L'autore procede, inoltre, ad una maggiore articolazione delle vicende narrate, dando luogo ad una più incisiva caratterizzazione dei personaggi e, soprattutto, realizzando, come si vedrà meglio successivamente, un'astrazione del romanzo dal contesto storico di riferimento. Per dare un'idea della capacità di Lucarelli di caratterizzare i personaggi, si riporta la sanguigna descrizione di Mazzarino «...Quando camminava, Mazzarino sentiva di non essere solo.
Lo faceva pestando forte i piedi come se marciasse, con le spalle larghe un po’ curve in avanti e le braccia piegate, aperte sui fianchi, come se dovesse trattenere la spinta di una folla e al tempo stesso assecondarne la potenza. Quando camminava, il capomanipolo Mazzarino sentiva alle sue spalle il fiato di migliaia e migliaia di camicie nere, sentiva sulla schiena il frusciare delle frange argentate dei gagliardetti, percepiva con la coda dell'occhio il biancheggiare dei teschi e delle ossa ricamati sulla stoffa nera. Nei fianchi, a premerlo, aveva i manganelli e i manici dei pugnali degli squadristi, e nelle orecchie il rombo cadenzato della fanfara, le trombe e la grancassa e i tamburi e le suole degli stivali della Milizia. Quando camminava, il capomanipolo Mazzarino sapeva di non essere solo e lo faceva come se fosse alla testa di una colonna, deciso e massiccio come uno che sappia con certezza da dove viene e dove sta andando […] Era nato in un posto in cui non si veniva e non si andava da nessuna parte. Un monte in mezzo agli Appennini, un podere sconnesso, scavato in un bosco di alberi neri che l’altitudine faceva nascere corti e tarchiati, come lui e i suoi sedici fratelli. A parte la sorella più anziana, rimasta a casa ad aiutare la madre, le donne erano forse le uniche che andavano da qualche parte, perché compiuti i tredici anni il padre le mandava a servizio nei paesi più bassi o in città. I maschi, invece, restavano lì a spaccare una terra che non dava niente, ad allevare pecore irsute come capre, a raccogliere castagne, catturare muli selvatici e cacciare cinghiali. Così era Mazzarino e così erano tutti i suoi fratelli e le sorelle, la mascella sempre un po’ sporta in avanti, a respirare sibilando tra i denti e grugnire mezze parole ruvide e strette, in dialetto montanaro, il naso schiacciato sulle labbra, con le narici larghe, ad annusare l'aria come i cinghiali, tarchiati, irsuti e neri come loro».
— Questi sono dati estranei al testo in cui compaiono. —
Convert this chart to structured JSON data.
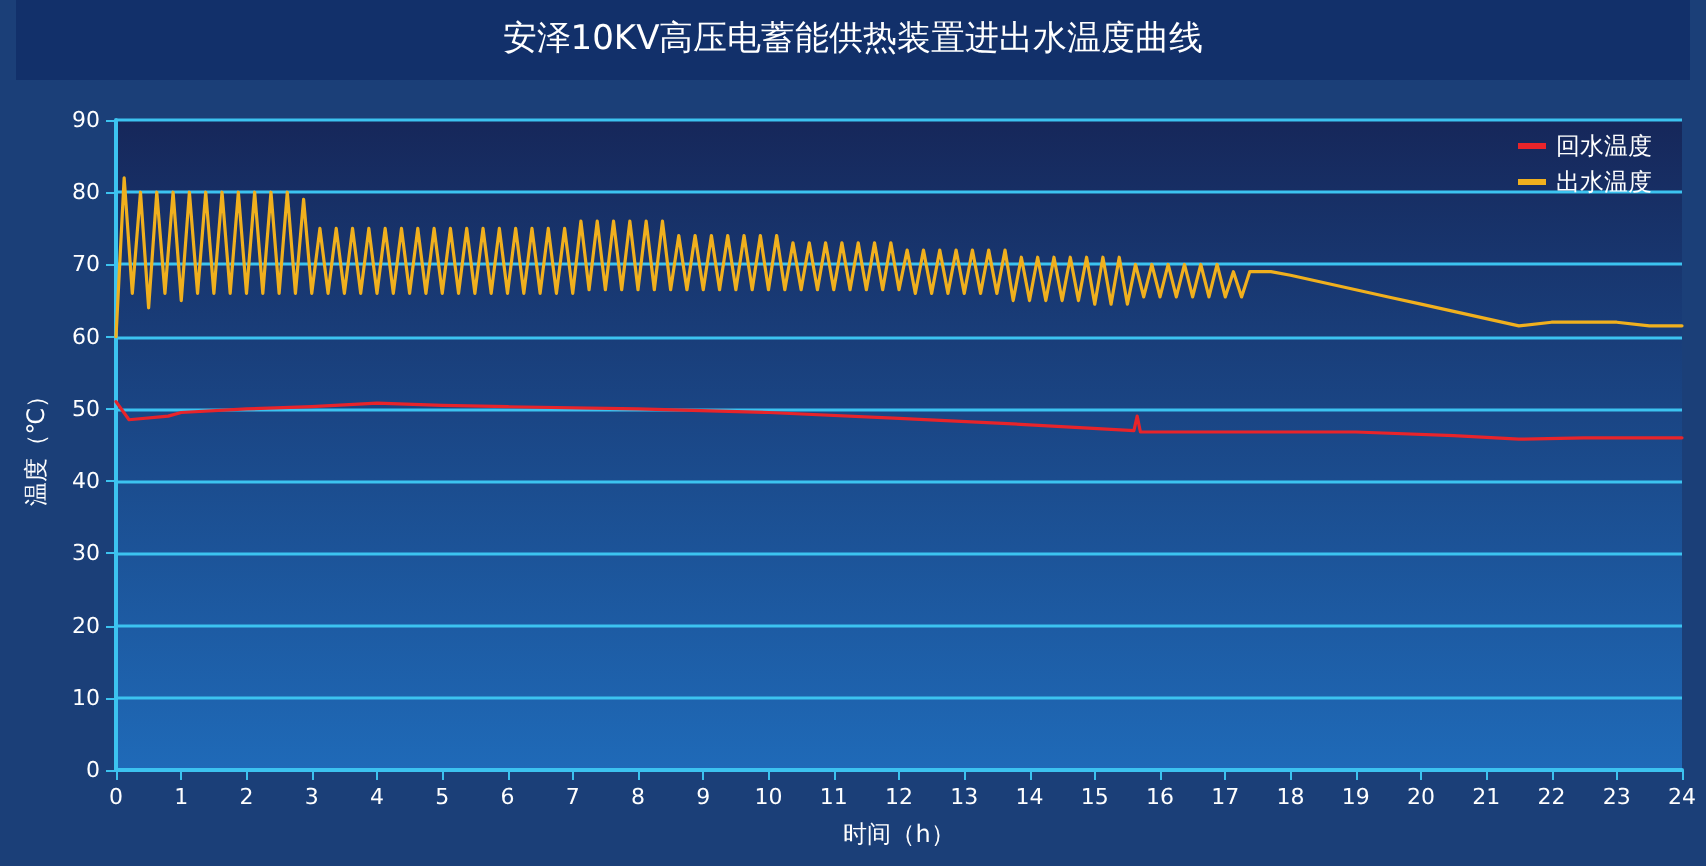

Pregevole è inoltre il recupero del linguaggio dei miliziani e delle camice nere, personificate in Mazzarino. Una delle ricchezze di questo romanzo giallo sta proprio nell’attenzione a recuperare il linguaggio dei miliziani e delle camice nere di allora. Come automi, credono obbediscono e combattono, sebbene si trovino in un’isola abbandonata da dio e dal loro duce. Una lingua miserabile, quella dei loro dialoghi, convenzionale e spenta. Un esercito dalle convinzioni artefatte e dallo spirito alienato al volere di un solo individuo.
Come recita il dorso della copertina del volume la conclusione della vicenda dà luogo ad una «...verità inaudita, feroce e diabolica come l'isola che l'ha generata: l'Isola dell'Angelo Caduto, un luogo dove soffiano tutti i venti, dove le stagioni coesistono, dove la nebbia è nera, un luogo dimenticato da Dio, tanto piccolo da ricordare il mondo».